July 19, 2019
Securing Your Passwords
by Paul J. Unger, Esq., Affinity Consulting Group
"Change your password every 30 days" … "Use numbers, letter & characters" … "Use 12 digits" … "Oh wait, now you should only use phrases!" … so which is it?! What should you do?!! Here are my top three tips:
Multi-Factor Authentication is Critical
Putting in place two-factor (or multi-factor) authentication (also known as 2FA) is more important today than changing passwords or using unique passwords. I still think unique passwords are important, but changing passwords every 30 days has recently been regarded as a waste of time. 2FA is most important because without the second measure of authentication (usually a text message notification requiring your intervention, like entering a code, providing a PIN, proving your fingerprint from your smartphone) a cybercriminal will not be able to login to an important account. See this regarding Microsoft finally acknowledging this year that 2FA is critical and changing passwords is not very important anymore: https://www.cnet.com/news/microsoft-admits-expiring-password-rules-are-useless/.
Use an Encrypted Password Manager
I think everyone should be using encrypted password managers. Our company recently purchased a Dashlane account for everyone in our company because we feel so passionately about this topic.
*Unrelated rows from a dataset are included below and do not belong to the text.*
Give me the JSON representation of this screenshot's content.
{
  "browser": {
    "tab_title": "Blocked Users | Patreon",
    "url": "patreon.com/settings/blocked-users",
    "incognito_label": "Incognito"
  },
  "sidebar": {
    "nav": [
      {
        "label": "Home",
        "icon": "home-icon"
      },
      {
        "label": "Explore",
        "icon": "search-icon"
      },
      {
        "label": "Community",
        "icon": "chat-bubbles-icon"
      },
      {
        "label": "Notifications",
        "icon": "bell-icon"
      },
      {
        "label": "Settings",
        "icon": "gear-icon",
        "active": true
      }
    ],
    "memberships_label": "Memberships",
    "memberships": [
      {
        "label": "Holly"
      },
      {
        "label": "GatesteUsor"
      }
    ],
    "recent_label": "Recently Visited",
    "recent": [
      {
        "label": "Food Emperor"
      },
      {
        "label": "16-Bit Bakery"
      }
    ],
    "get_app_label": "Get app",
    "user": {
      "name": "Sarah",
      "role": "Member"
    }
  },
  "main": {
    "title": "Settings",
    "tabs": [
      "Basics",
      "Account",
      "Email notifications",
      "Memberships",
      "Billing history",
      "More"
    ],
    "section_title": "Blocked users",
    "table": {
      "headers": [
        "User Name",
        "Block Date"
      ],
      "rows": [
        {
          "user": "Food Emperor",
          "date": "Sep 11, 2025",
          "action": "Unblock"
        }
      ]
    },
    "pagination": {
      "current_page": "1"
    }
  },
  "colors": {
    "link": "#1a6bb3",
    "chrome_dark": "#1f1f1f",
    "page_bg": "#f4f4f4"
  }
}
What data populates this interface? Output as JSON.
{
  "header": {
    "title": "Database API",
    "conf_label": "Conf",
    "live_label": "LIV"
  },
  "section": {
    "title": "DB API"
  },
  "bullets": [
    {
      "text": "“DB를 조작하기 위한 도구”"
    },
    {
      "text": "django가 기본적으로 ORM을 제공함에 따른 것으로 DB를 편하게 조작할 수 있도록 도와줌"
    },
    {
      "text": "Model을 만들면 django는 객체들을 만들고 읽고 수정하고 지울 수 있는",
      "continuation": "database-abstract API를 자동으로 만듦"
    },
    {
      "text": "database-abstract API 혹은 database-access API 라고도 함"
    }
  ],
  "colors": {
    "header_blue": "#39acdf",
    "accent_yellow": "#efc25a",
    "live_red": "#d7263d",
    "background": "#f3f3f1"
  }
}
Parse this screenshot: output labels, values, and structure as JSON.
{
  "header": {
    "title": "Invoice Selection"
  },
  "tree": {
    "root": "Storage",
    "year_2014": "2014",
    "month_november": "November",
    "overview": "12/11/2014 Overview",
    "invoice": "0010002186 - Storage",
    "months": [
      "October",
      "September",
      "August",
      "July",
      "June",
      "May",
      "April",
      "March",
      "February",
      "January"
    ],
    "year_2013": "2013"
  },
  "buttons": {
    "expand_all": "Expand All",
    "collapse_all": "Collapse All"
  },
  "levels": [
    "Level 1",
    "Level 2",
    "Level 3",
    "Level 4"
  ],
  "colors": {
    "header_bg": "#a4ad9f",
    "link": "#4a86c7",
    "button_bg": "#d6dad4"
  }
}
Password managers do the following:
- Secures all your passwords, credit cards, personal notes, etc. in a highly secure encrypted cloud-based vault that is assessible via your PC, laptop, tablet, smartphone, Apple device or all of the above… for the same low price.
- Generates and updates strong passwords for you.
- If desired and appropriate, these vaults allow sharing of certain passwords with co-workers, your spouse or your team.
- Look at programs like Dashlane, LastPass, OnePassword, Roboform.
Draft a Policy and Educate your Users
Finally, I think it is critical that you have a cybersecurity policy within your organization, and educate your users about how to be safe. Password security is only one small part of safe computing and guarding client and personal data/information! Have a company that specializes in cybersecurity come out and evaluate your practices to help you design that cybersecurity roadmap.